Questo notebook implementa un modello LightGBM per la previsione dei danni strutturali.
Include preprocessing, training e salvataggio delle predizioni.


# Step 1: Imports



In [None]:
import numpy as np
import pandas as pd
from pathlib import Path

from lightgbm import LGBMClassifier
from sklearn.model_selection import StratifiedKFold, cross_val_score, train_test_split
from sklearn.compose import ColumnTransformer
from sklearn.pipeline import Pipeline
from sklearn.preprocessing import OneHotEncoder, StandardScaler, FunctionTransformer
from sklearn.impute import SimpleImputer
from imblearn.over_sampling import SMOTE
from sklearn.metrics import f1_score
!pip install category_encoders
from category_encoders import TargetEncoder

import pickle

# Step 2: Constants

In [None]:
BASE_PATH = Path().resolve()
TRAINING_FEATURES_PATH = BASE_PATH / 'train_values.csv'
TRAINING_LABELS_PATH = BASE_PATH / 'train_labels.csv'
TEST_FEATURES_PATH = BASE_PATH / 'test_values.csv'

# Step 3: Load Dataset

In [None]:
X = pd.read_csv(TRAINING_FEATURES_PATH, index_col=0)
y_df = pd.read_csv(TRAINING_LABELS_PATH, index_col=0)
y = y_df['label'] if 'label' in y_df.columns else y_df.iloc[:, 0]
X_test_final = pd.read_csv(TEST_FEATURES_PATH, index_col=0)

# Step 4: Preprocessing Pipeline

In [None]:
categorical_cols = X.select_dtypes(include='object').columns.tolist()
numerical_cols = X.select_dtypes(include=['int64', 'float64']).columns.tolist()

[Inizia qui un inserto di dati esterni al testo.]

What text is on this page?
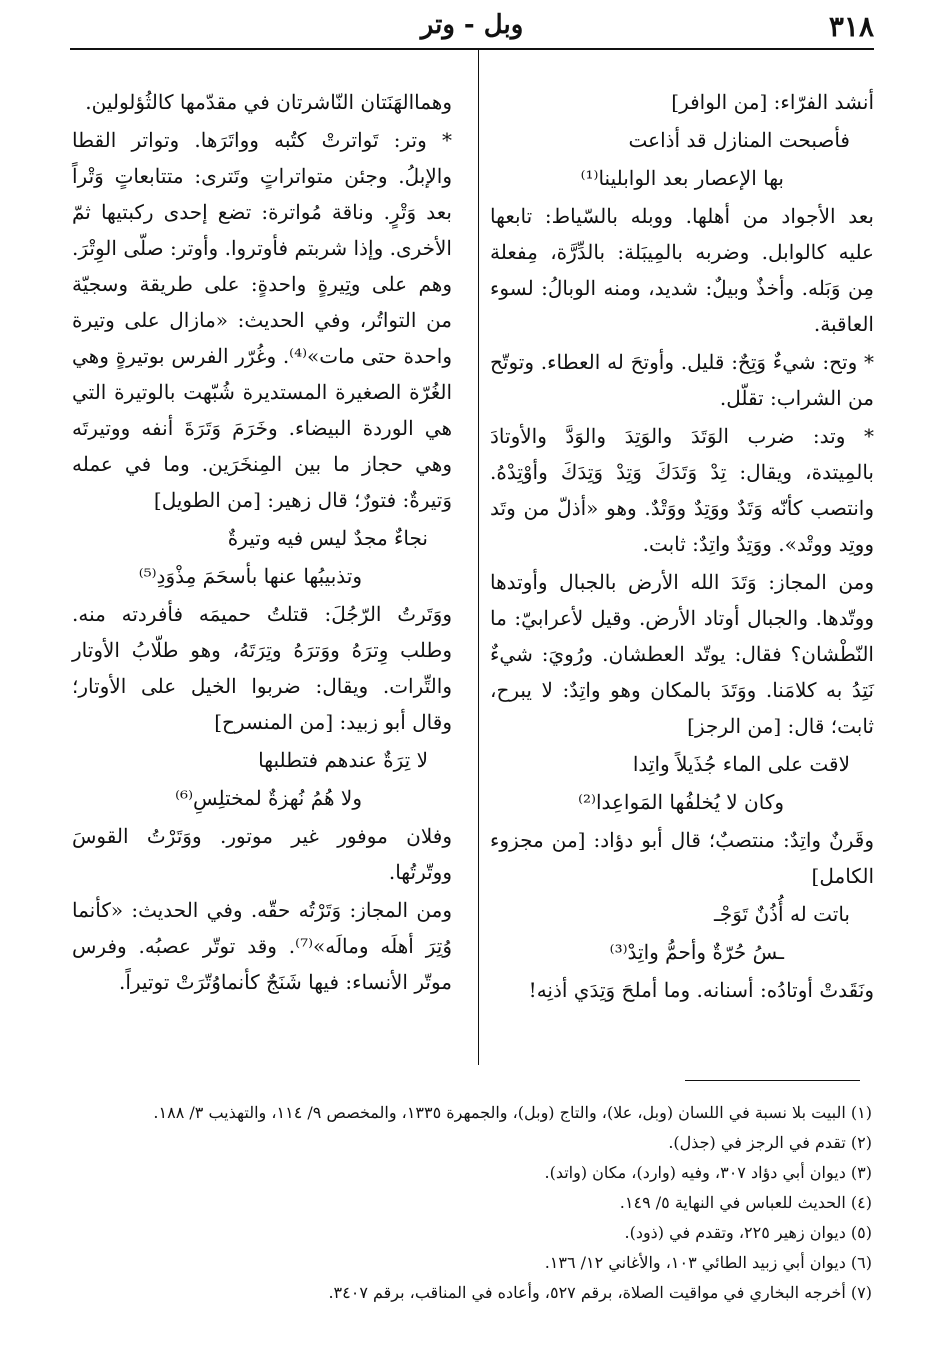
٣١٨
وبل - وتر

أنشد الفرّاء: [من الوافر]

فأصبحت المنازل قد أذاعت

بها الإعصار بعد الوابلينا⁽¹⁾

بعد الأجواد من أهلها. ووبله بالسّياط: تابعها عليه كالوابل. وضربه بالمِيبَلة: بالدِّرَّة، مِفعلة مِن وَبَله. وأخذٌ وبيلٌ: شديد، ومنه الوبالُ: لسوء العاقبة.

* وتح: شيءٌ وَتِحٌ: قليل. وأوتحَ له العطاء. وتوتّح من الشراب: تقلّل.

* وتد: ضرب الوَتَدَ والوَتِدَ والوَدَّ والأوتادَ بالمِيتدة، ويقال: تِدْ وَتَدَكَ وَتِدْ وَتِدَكَ وأوْتِدْهُ. وانتصب كأنّه وَتَدٌ ووَتِدٌ ووَتْدٌ. وهو «أذلّ من وتَد ووتِد ووتْد». ووَتِدٌ واتِدٌ: ثابت.

ومن المجاز: وَتَدَ الله الأرض بالجبال وأوتدها ووتّدها. والجبال أوتاد الأرض. وقيل لأعرابيّ: ما النّطْشان؟ فقال: يوتّد العطشان. ورُويَ: شيءٌ نَتِدُ به كلامَنا. ووَتَدَ بالمكان وهو واتِدٌ: لا يبرح، ثابت؛ قال: [من الرجز]

لاقت على الماء جُذَيلاً واتِدا

وكان لا يُخلفُها المَواعِدا⁽²⁾

وقَرنٌ واتِدٌ: منتصبٌ؛ قال أبو دؤاد: [من مجزوء الكامل]

باتت له أُذُنٌ تَوَجْـ

ـسُ حُرّةٌ وأحمُّ واتِدْ⁽³⁾

ونَقَدتْ أوتادُه: أسنانه. وما أملحَ وَتِدَي أذنِه!

وهماالهَنَتان النّاشرتان في مقدّمها كالثُؤلولين.

* وتر: تَواترتْ كتُبه وواتَرَها. وتواتر القطا والإبلُ. وجئن متواتراتٍ وتَترى: متتابعاتٍ وَتْراً بعد وَتْرٍ. وناقة مُواترة: تضع إحدى ركبتيها ثمّ الأخرى. وإذا شربتم فأوتروا. وأوتر: صلّى الوِتْرَ. وهم على وتِيرةٍ واحدةٍ: على طريقة وسجيّة من التواتُر، وفي الحديث: «مازال على وتيرة واحدة حتى مات»⁽⁴⁾. وغُرّر الفرس بوتيرةٍ وهي الغُرّة الصغيرة المستديرة شُبّهت بالوتيرة التي هي الوردة البيضاء. وخَرَمَ وَتَرَةَ أنفه ووتيرتَه وهي حجاز ما بين المِنخَرَين. وما في عمله وَتيرةٌ: فتورٌ؛ قال زهير: [من الطويل]

نجاءٌ مجدٌ ليس فيه وتيرةٌ

وتذبيبُها عنها بأسحَمَ مِذْوَدِ⁽⁵⁾

ووَتَرتُ الرّجُلَ: قتلتُ حميمَه فأفردته منه. وطلب وِترَهُ ووَترَهُ وتِرَتَهُ، وهو طلّابُ الأوتار والتِّرات. ويقال: ضربوا الخيل على الأوتار؛ وقال أبو زبيد: [من المنسرح]

لا تِرَةٌ عندهم فتطلبها

ولا هُمُ نُهزةٌ لمختلِسِ⁽⁶⁾

وفلان موفور غير موتور. ووَتَرْتُ القوسَ ووتّرتُها.

ومن المجاز: وَتَرْتُه حقّه. وفي الحديث: «كأنما وُتِرَ أهلَه ومالَه»⁽⁷⁾. وقد توتّر عصبُه. وفرس موتّر الأنساء: فيها شَنَجٌ كأنماوُتّرَتْ توتيراً.

(١) البيت بلا نسبة في اللسان (وبل، علا)، والتاج (وبل)، والجمهرة ١٣٣٥، والمخصص ٩/ ١١٤، والتهذيب ٣/ ١٨٨.
(٢) تقدم في الرجز في (جذل).
(٣) ديوان أبي دؤاد ٣٠٧، وفيه (وارد)، مكان (واتد).
(٤) الحديث للعباس في النهاية ٥/ ١٤٩.
(٥) ديوان زهير ٢٢٥، وتقدم في (ذود).
(٦) ديوان أبي زبيد الطائي ١٠٣، والأغاني ١٢/ ١٣٦.
(٧) أخرجه البخاري في مواقيت الصلاة، برقم ٥٢٧، وأعاده في المناقب، برقم ٣٤٠٧.
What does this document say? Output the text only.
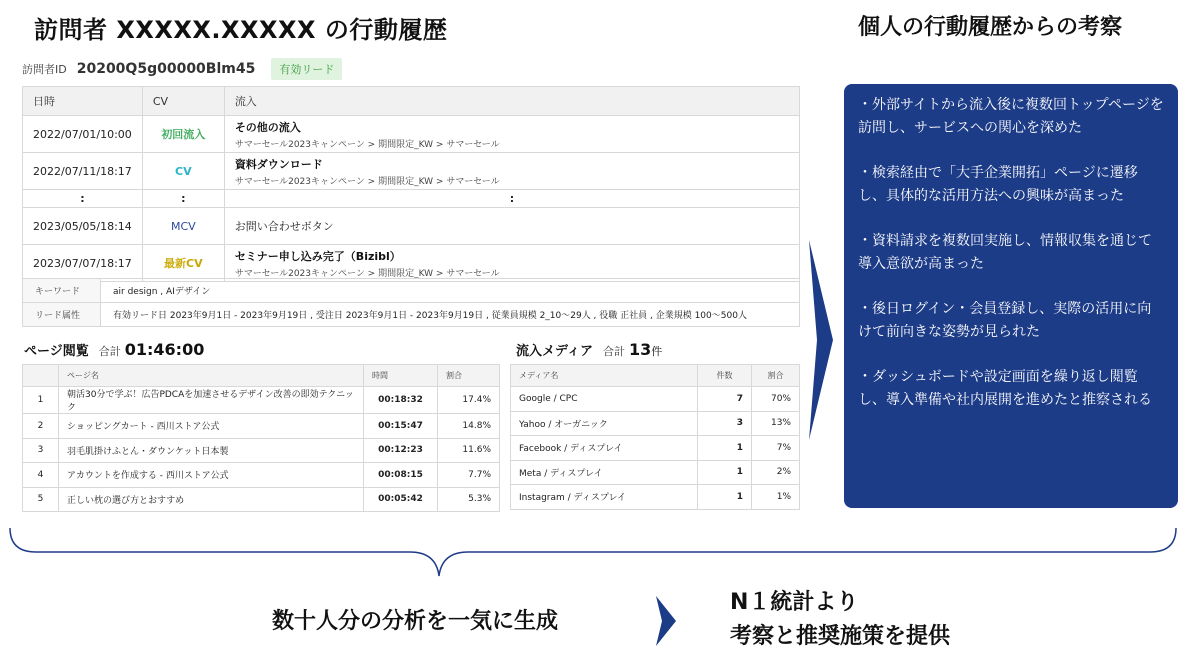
訪問者 XXXXX.XXXXX の行動履歴	個人の行動履歴からの考察
訪問者ID 20200Q5g00000Blm45	有効リード
日時	CV	流入
2022/07/01/10:00	初回流入	その他の流入
サマーセール2023キャンペーン > 期間限定_KW > サマーセール

2022/07/11/18:17	CV	資料ダウンロード
サマーセール2023キャンペーン > 期間限定_KW > サマーセール

:	:	:
2023/05/05/18:14	MCV	お問い合わせボタン

2023/07/07/18:17	最新CV	セミナー申し込み完了（Bizibl）
サマーセール2023キャンペーン > 期間限定_KW > サマーセール
キーワード	air design , AIデザイン
リード属性	有効リード日 2023年9月1日 - 2023年9月19日 , 受注日 2023年9月1日 - 2023年9月19日 , 従業員規模 2_10〜29人 , 役職 正社員 , 企業規模 100〜500人
ページ閲覧 合計 01:46:00	流入メディア 合計 13件
	ページ名	時間	割合
1	朝活30分で学ぶ！広告PDCAを加速させるデザイン改善の即効テクニック	00:18:32	17.4%
2	ショッピングカート - 西川ストア公式	00:15:47	14.8%
3	羽毛肌掛けふとん・ダウンケット日本製	00:12:23	11.6%
4	アカウントを作成する - 西川ストア公式	00:08:15	7.7%
5	正しい枕の選び方とおすすめ	00:05:42	5.3%
メディア名	件数	割合
Google / CPC	7	70%
Yahoo / オーガニック	3	13%
Facebook / ディスプレイ	1	7%
Meta / ディスプレイ	1	2%
Instagram / ディスプレイ	1	1%

・外部サイトから流入後に複数回トップページを訪問し、サービスへの関心を深めた

・検索経由で「大手企業開拓」ページに遷移し、具体的な活用方法への興味が高まった

・資料請求を複数回実施し、情報収集を通じて導入意欲が高まった

・後日ログイン・会員登録し、実際の活用に向けて前向きな姿勢が見られた

・ダッシュボードや設定画面を繰り返し閲覧し、導入準備や社内展開を進めたと推察される

数十人分の分析を一気に生成
N１統計より
考察と推奨施策を提供
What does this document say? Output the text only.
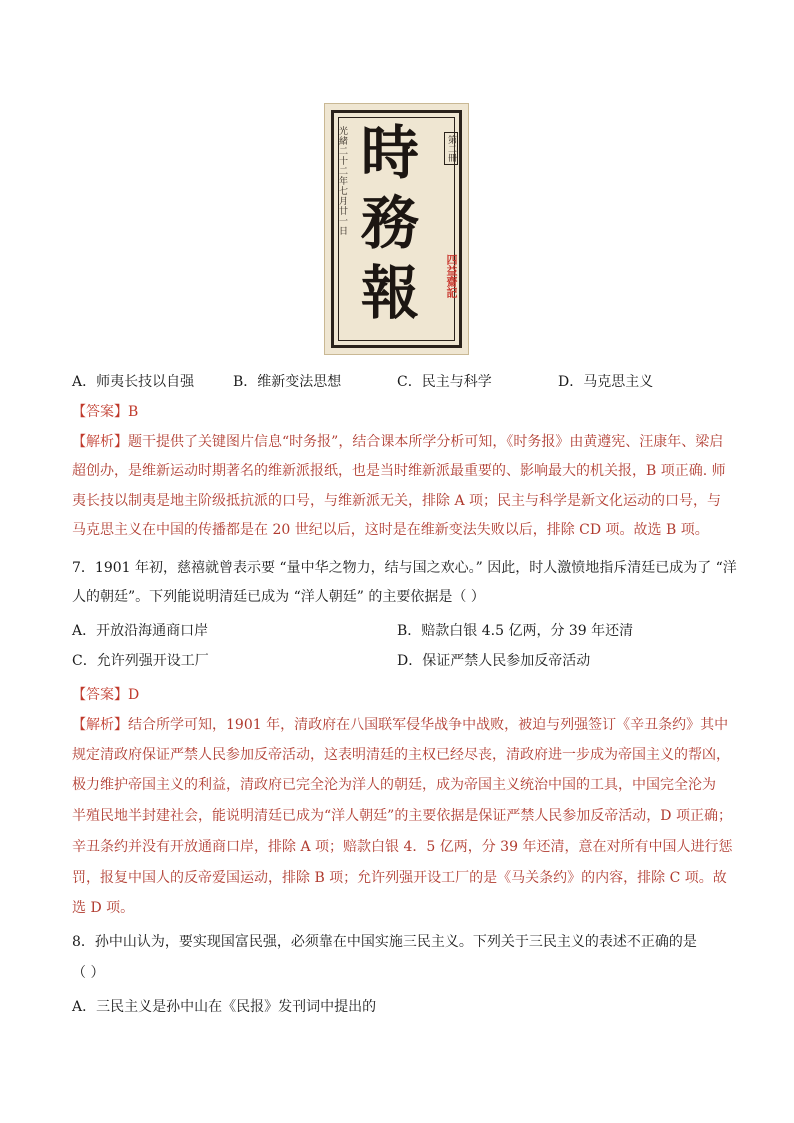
光緒二十二年七月廿一日	第二冊
時
務
報	四益齋記
A．师夷长技以自强	B．维新变法思想	C．民主与科学	D．马克思主义
【答案】B
【解析】题干提供了关键图片信息“时务报”，结合课本所学分析可知，《时务报》由黄遵宪、汪康年、梁启
超创办，是维新运动时期著名的维新派报纸，也是当时维新派最重要的、影响最大的机关报，B 项正确. 师
夷长技以制夷是地主阶级抵抗派的口号，与维新派无关，排除 A 项；民主与科学是新文化运动的口号，与
马克思主义在中国的传播都是在 20 世纪以后，这时是在维新变法失败以后，排除 CD 项。故选 B 项。
7．1901 年初，慈禧就曾表示要 “量中华之物力，结与国之欢心。” 因此，时人激愤地指斥清廷已成为了 “洋
人的朝廷”。下列能说明清廷已成为 “洋人朝廷” 的主要依据是（ ）
A．开放沿海通商口岸	B．赔款白银 4.5 亿两，分 39 年还清
C．允许列强开设工厂	D．保证严禁人民参加反帝活动
【答案】D
【解析】结合所学可知，1901 年，清政府在八国联军侵华战争中战败，被迫与列强签订《辛丑条约》其中
规定清政府保证严禁人民参加反帝活动，这表明清廷的主权已经尽丧，清政府进一步成为帝国主义的帮凶，
极力维护帝国主义的利益，清政府已完全沦为洋人的朝廷，成为帝国主义统治中国的工具，中国完全沦为
半殖民地半封建社会，能说明清廷已成为“洋人朝廷”的主要依据是保证严禁人民参加反帝活动，D 项正确；
辛丑条约并没有开放通商口岸，排除 A 项；赔款白银 4．5 亿两，分 39 年还清，意在对所有中国人进行惩
罚，报复中国人的反帝爱国运动，排除 B 项；允许列强开设工厂的是《马关条约》的内容，排除 C 项。故
选 D 项。
8．孙中山认为，要实现国富民强，必须靠在中国实施三民主义。下列关于三民主义的表述不正确的是
（ ）
A．三民主义是孙中山在《民报》发刊词中提出的
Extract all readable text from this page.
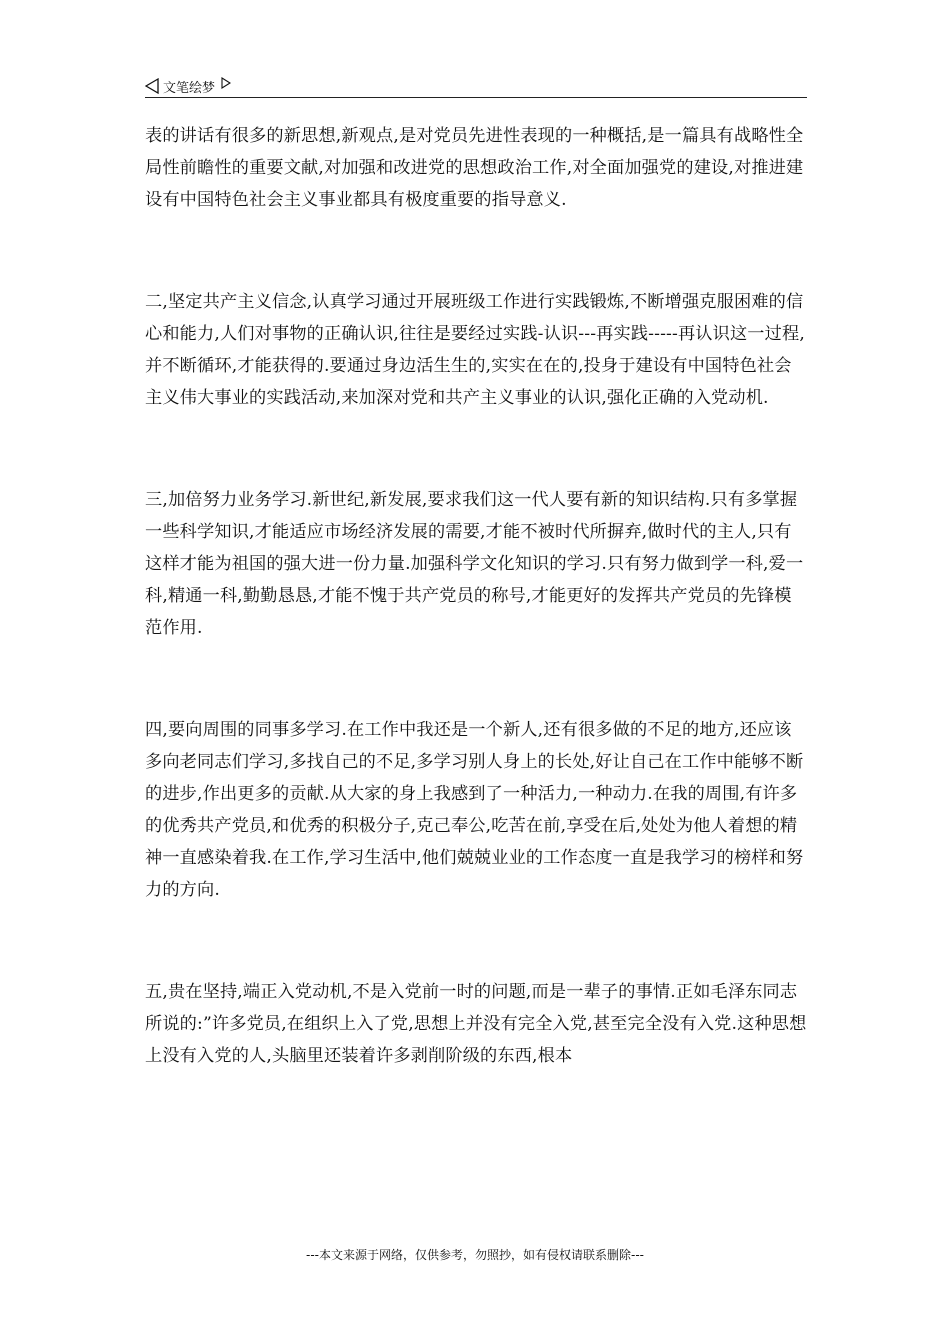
文笔绘梦

表的讲话有很多的新思想,新观点,是对党员先进性表现的一种概括,是一篇具有战略性全局性前瞻性的重要文献,对加强和改进党的思想政治工作,对全面加强党的建设,对推进建设有中国特色社会主义事业都具有极度重要的指导意义.

二,坚定共产主义信念,认真学习通过开展班级工作进行实践锻炼,不断增强克服困难的信心和能力,人们对事物的正确认识,往往是要经过实践-认识---再实践-----再认识这一过程,并不断循环,才能获得的.要通过身边活生生的,实实在在的,投身于建设有中国特色社会主义伟大事业的实践活动,来加深对党和共产主义事业的认识,强化正确的入党动机.

三,加倍努力业务学习.新世纪,新发展,要求我们这一代人要有新的知识结构.只有多掌握一些科学知识,才能适应市场经济发展的需要,才能不被时代所摒弃,做时代的主人,只有这样才能为祖国的强大进一份力量.加强科学文化知识的学习.只有努力做到学一科,爱一科,精通一科,勤勤恳恳,才能不愧于共产党员的称号,才能更好的发挥共产党员的先锋模范作用.

四,要向周围的同事多学习.在工作中我还是一个新人,还有很多做的不足的地方,还应该多向老同志们学习,多找自己的不足,多学习别人身上的长处,好让自己在工作中能够不断的进步,作出更多的贡献.从大家的身上我感到了一种活力,一种动力.在我的周围,有许多的优秀共产党员,和优秀的积极分子,克己奉公,吃苦在前,享受在后,处处为他人着想的精神一直感染着我.在工作,学习生活中,他们兢兢业业的工作态度一直是我学习的榜样和努力的方向.

五,贵在坚持,端正入党动机,不是入党前一时的问题,而是一辈子的事情.正如毛泽东同志所说的:”许多党员,在组织上入了党,思想上并没有完全入党,甚至完全没有入党.这种思想上没有入党的人,头脑里还装着许多剥削阶级的东西,根本

---本文来源于网络，仅供参考，勿照抄，如有侵权请联系删除---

categorical_transformer = Pipeline(steps=[
    ('imputer', SimpleImputer(strategy='most_frequent')),
    ('encoder', OneHotEncoder(handle_unknown='ignore'))
])

numerical_transformer = Pipeline(steps=[
    ('imputer', SimpleImputer(strategy='median')),
    ('scaler', StandardScaler())
])

preprocessor = ColumnTransformer(transformers=[
    ('num', numerical_transformer, numerical_cols),
    ('cat', categorical_transformer, categorical_cols)
])

# Step 5: LightGBM Pipeline

In [None]:
model_pipeline = Pipeline(steps=[
    ('preprocessing', preprocessor),
    ('smote', SMOTE(random_state=42)),
    ('classifier', LGBMClassifier(random_state=42, n_jobs=-1))
])

# Step 6: Cross-Validation Evaluation

In [None]:
cv = StratifiedKFold(n_splits=5, shuffle=True, random_state=42)
scores = cross_val_score(model_pipeline, X, y, cv=cv, scoring='f1_micro', n_jobs=-1)

print(f"F1_micro CV Score: {scores.mean():.4f} ± {scores.std():.4f}")

# Step 7: Train Final Model

In [None]:
model_pipeline.fit(X, y)

# Step 8: Predict & Save

In [None]:
predictions = model_pipeline.predict(X_test_final)
pd.DataFrame(predictions, index=X_test_final.index, columns=['prediction']).to_csv(BASE_PATH / 'predizioni_lightgbm_pipeline.csv')

with open(BASE_PATH / 'lightgbm_pipeline_model.pkl', 'wb') as f:
    pickle.dump(model_pipeline, f)

print("Model and predictions saved.")